Last December, in my year-ahead outlook for 2014, I expected higher interest rates, a moderately higher stock market and a slow economy in the first half of the year.

I also thought the stock market and the economy would strengthen in the second half of this year and interest rates would stay high. As of July 1, the market is moderately higher, interest rates are unchanged and the economy has been surprisingly weak.

Looking forward to the second half, in my opinion stock prices may increase moderately while interest rates and the economy could firm up. While the stock market remains dependent on earnings reports and management predictions about the future, the U.S. Federal Reserve and consumer spending will determine the outlook for interest rates and economic growth.

In July, companies will begin to report their second-quarter results and this will be noteworthy for two reasons. First, they will measure corporate strength without the effects of a severe winter that disrupted the economy. Investors will get a better read on how companies are faring during a continuing period of subdued consumer spending. Secondly, they will contain management predictions of corporate performance in the second half.

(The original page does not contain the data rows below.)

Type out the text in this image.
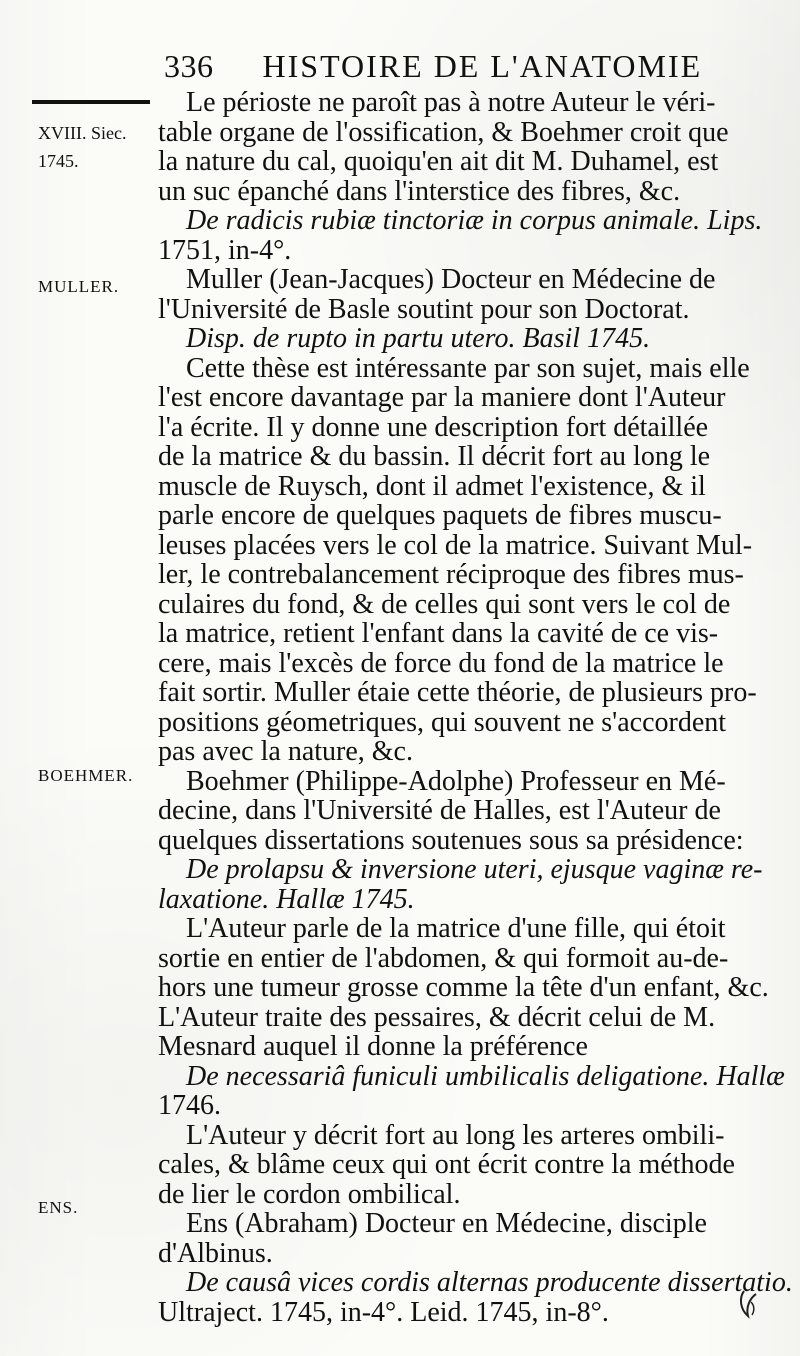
336 HISTOIRE DE L'ANATOMIE
XVIII. Siec.
1745.
MULLER.
BOEHMER.
ENS.
Le périoste ne paroît pas à notre Auteur le véri-
table organe de l'ossification, & Boehmer croit que
la nature du cal, quoiqu'en ait dit M. Duhamel, est
un suc épanché dans l'interstice des fibres, &c.
De radicis rubiæ tinctoriæ in corpus animale. Lips.
1751, in-4°.
Muller (Jean-Jacques) Docteur en Médecine de
l'Université de Basle soutint pour son Doctorat.
Disp. de rupto in partu utero. Basil 1745.
Cette thèse est intéressante par son sujet, mais elle
l'est encore davantage par la maniere dont l'Auteur
l'a écrite. Il y donne une description fort détaillée
de la matrice & du bassin. Il décrit fort au long le
muscle de Ruysch, dont il admet l'existence, & il
parle encore de quelques paquets de fibres muscu-
leuses placées vers le col de la matrice. Suivant Mul-
ler, le contrebalancement réciproque des fibres mus-
culaires du fond, & de celles qui sont vers le col de
la matrice, retient l'enfant dans la cavité de ce vis-
cere, mais l'excès de force du fond de la matrice le
fait sortir. Muller étaie cette théorie, de plusieurs pro-
positions géometriques, qui souvent ne s'accordent
pas avec la nature, &c.
Boehmer (Philippe-Adolphe) Professeur en Mé-
decine, dans l'Université de Halles, est l'Auteur de
quelques dissertations soutenues sous sa présidence:
De prolapsu & inversione uteri, ejusque vaginæ re-
laxatione. Hallæ 1745.
L'Auteur parle de la matrice d'une fille, qui étoit
sortie en entier de l'abdomen, & qui formoit au-de-
hors une tumeur grosse comme la tête d'un enfant, &c.
L'Auteur traite des pessaires, & décrit celui de M.
Mesnard auquel il donne la préférence
De necessariâ funiculi umbilicalis deligatione. Hallæ
1746.
L'Auteur y décrit fort au long les arteres ombili-
cales, & blâme ceux qui ont écrit contre la méthode
de lier le cordon ombilical.
Ens (Abraham) Docteur en Médecine, disciple
d'Albinus.
De causâ vices cordis alternas producente dissertatio.
Ultraject. 1745, in-4°. Leid. 1745, in-8°.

After the surprising downward revisions to first quarter GDP, most analysts have already cut predictions about economic growth in the second half. Upbeat management predictions for the second half would relieve a major source of worry about earnings and provide support for higher stock prices later in the year.

Most of the predictions about the economy in the second half have been ratcheted down after the slow first quarter. However, this backward looking methodology ignores what is happening in real time.

Over the last several months many economic indicators have been exceeding expectations. This is reflected in the strong performance of the Citi Economic Surprise Index in recent weeks, which points to the underlying strength in the economy.

Dwelling too much on first quarter weakness is unwarranted. At the same time, I am not in the camp expecting four percent growth for the balance of the year. In my opinion, higher oil prices, subdued consumer spending and uncertainty about the elections may hold back economic growth.

Add to that the potential for higher interest rates and unexpected inflation and I believe that 2% to 3% economic growth is more likely. While that is adequate, it would leave the U.S. economy with yet another year of below- normal economic growth.

While many commentators continue to expect stock prices to contract in a slow growth economy, I do not adhere to that belief. Stock prices are dependent on earnings and expected earnings growth in my opinion. While a slow economy hampers earnings growth, it does not necessarily prevent it.

The US economy has been in a slow growth mode for the last five years. Yet corporations have produced consistent earnings growth and currently hold record amounts of cash.

With all that cash the potential for higher dividend payouts, corporate stock buybacks and corporate mergers remains high. So while the possibility of another mild correction remains, I believe the market will be somewhat higher by year-end.

DISCLAIMER: The information in this material is not intended to be personalized financial advice and should not be solely relied on for making financial decisions. Past performance is no guarantee of future results.